Department of Radiology, University of Texas Southwestern Medical Center, 5323 Harry Hines Blvd, Dallas, TX 75390.
Department of Radiology, University of Texas Southwestern Medical Center, 5323 Harry Hines Blvd, Dallas, TX 75390.
Acad Radiol. 2021 Sep;28(9):1264-1271. doi: 10.1016/j.acra.2021.03.007. Epub 2021 Mar 26.
Recent changes in radiology fellowships include musculoskeletal radiology adopting a match system, interventional radiology transitioning away from diagnostic radiology to offer direct-entry programs, and a common fellowship application timeline created by the Society for Chairs of Academic Radiology Departments (SCARD). The concept of mini-fellowships has also emerged with the elimination of the oral American Board of Radiology examinations that had been administered in the final year of residency training prior to 2014. This paper seeks to assess the opinions of fellowship program directors, residency program directors, and chief residents regarding these recent changes.
This is a cross-sectional study using a web-based survey posed to fellowship program directors, residency program directors, and chief residents in 2020. Questions sought to explore current attitudes toward the following topics: (1) a common fellowship application timeline; (2) a common fellowship match; and (3) the status of mini-fellowships in diagnostic radiology. In addition, the number of fellowship positions for each subspecialty was estimated using subspecialty society directories, Accreditation Council for Graduate Medical Education (ACGME) data, and individual program websites.
Deidentified responses were collected electronically and aggregated. The three respondent groups preferred a common fellowship application timeline at rates of 67% among fellowship program directors, 80% residency program directors, and 74% residents. A common match system across all subspecialties was preferred at rates of 50% fellowship program directors, 74% residency program directors, and 26% chief residents. There was widespread reported compliance with the SCARD fellowship timeline policy. Subspecialty programs using the match system reported interviewing greater numbers of applicants per position. Fellowship directors and chief residents reported that the most common duration of mini-fellowship experiences was 2 to 3 months.

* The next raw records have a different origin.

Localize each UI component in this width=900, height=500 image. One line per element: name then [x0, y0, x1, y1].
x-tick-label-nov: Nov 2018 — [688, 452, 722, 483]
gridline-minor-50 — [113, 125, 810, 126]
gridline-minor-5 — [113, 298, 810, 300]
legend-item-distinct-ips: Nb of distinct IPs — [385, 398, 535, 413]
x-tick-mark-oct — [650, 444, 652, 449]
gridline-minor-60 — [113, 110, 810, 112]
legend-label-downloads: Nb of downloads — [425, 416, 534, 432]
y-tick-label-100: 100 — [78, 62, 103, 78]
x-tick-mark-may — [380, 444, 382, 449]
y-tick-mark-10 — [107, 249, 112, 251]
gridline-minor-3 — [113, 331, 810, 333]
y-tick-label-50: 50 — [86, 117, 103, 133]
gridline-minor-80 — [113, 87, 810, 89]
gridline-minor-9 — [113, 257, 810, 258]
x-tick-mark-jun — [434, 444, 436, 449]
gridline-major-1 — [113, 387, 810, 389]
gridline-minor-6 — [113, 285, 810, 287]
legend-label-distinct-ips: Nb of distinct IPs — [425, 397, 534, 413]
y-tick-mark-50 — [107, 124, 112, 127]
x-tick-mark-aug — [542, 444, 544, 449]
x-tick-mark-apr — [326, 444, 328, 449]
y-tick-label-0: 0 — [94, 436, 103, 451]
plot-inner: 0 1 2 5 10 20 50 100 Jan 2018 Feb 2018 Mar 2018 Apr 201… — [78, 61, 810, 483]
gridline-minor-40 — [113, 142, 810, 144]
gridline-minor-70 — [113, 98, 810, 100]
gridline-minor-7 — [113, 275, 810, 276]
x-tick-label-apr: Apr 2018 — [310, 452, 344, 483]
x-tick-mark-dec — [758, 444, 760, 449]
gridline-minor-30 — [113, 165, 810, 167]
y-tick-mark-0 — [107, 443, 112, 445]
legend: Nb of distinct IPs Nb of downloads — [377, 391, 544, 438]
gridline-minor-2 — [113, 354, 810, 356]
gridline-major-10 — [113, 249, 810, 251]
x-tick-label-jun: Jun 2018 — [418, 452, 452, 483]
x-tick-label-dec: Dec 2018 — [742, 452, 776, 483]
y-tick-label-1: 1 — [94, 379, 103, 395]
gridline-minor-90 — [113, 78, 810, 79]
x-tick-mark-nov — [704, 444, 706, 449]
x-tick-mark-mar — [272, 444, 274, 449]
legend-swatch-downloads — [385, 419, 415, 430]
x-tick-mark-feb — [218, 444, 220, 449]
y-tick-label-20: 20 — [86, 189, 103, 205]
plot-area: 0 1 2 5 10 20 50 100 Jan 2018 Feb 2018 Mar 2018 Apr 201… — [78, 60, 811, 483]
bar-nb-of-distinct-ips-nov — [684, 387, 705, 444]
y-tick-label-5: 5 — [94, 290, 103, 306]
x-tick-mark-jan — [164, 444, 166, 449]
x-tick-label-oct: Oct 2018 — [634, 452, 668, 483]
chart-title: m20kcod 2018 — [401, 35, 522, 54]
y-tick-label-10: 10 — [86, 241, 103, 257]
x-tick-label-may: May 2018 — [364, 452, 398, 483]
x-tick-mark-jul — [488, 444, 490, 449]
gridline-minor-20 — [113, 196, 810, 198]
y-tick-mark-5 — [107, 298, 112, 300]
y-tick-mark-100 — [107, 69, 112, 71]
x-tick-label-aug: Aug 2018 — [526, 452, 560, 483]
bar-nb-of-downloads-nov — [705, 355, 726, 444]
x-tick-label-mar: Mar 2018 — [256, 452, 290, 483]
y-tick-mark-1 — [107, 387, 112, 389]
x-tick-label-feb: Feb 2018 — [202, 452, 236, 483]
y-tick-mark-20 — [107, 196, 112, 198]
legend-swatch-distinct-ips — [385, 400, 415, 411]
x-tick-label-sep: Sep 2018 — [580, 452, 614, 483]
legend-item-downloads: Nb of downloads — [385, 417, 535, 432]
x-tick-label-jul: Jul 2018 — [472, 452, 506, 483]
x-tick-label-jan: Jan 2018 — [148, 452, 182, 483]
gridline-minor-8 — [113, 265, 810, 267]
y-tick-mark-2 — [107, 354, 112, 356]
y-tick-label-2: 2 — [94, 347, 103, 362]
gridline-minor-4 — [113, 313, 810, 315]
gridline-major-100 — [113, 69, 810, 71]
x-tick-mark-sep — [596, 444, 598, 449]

There is a division between chief residents and program directors regarding the preference for a common radiology match. Adopting a radiology-wide fellowship match would increase the number of interviews required. The SCARD fellowship timeline policy has been successful, and there is support across stakeholders regarding the common timeline. Mini-fellowships are highly variable in length and structure.
最近放射科住院医师培训计划发生了一些变化,包括采用匹配系统的肌肉骨骼放射科、从诊断放射学转向直接入学项目的介入放射学,以及由学术放射学系主席协会(SCARD)创建的通用住院医师培训计划申请时间表。在 2014 年之前,在居住培训的最后一年,取消了美国放射学委员会的口头考试,这也催生了迷你住院医师培训计划。本文旨在评估住院医师培训计划主任、居住培训计划主任和住院总医师对这些近期变化的看法。
这是一项 2020 年使用基于网络的调查对住院医师培训计划主任、居住培训计划主任和住院总医师进行的横断面研究。调查问题旨在探讨以下主题的当前态度:(1)通用住院医师培训计划申请时间表;(2)通用住院医师培训计划匹配;以及(3)诊断放射学迷你住院医师培训计划的现状。此外,使用专业协会目录、研究生医学教育认证委员会(ACGME)数据和各个计划网站来估计每个亚专业的住院医师培训计划数量。
电子收集并汇总了匿名回复。三组受访者都倾向于使用通用住院医师培训计划申请时间表,其中住院医师培训计划主任的支持率为 67%,居住培训计划主任为 80%,住院总医师为 74%。所有亚专业采用通用匹配系统的比例为 50%的住院医师培训计划主任、74%的居住培训计划主任和 26%的住院总医师。普遍报告遵守 SCARD 住院医师培训计划时间表政策。使用匹配系统的专业计划报告称,每个职位的申请人数都有所增加。住院医师培训计划主任和住院总医师报告说,迷你住院医师培训计划最常见的持续时间为 2 至 3 个月。
住院总医师和计划主任在对通用放射科匹配的偏好方面存在分歧。采用放射科广泛的住院医师培训计划匹配将增加所需面试人数。SCARD 住院医师培训计划时间表政策取得了成功,利益相关者对通用时间表表示支持。迷你住院医师培训计划在长度和结构上差异很大。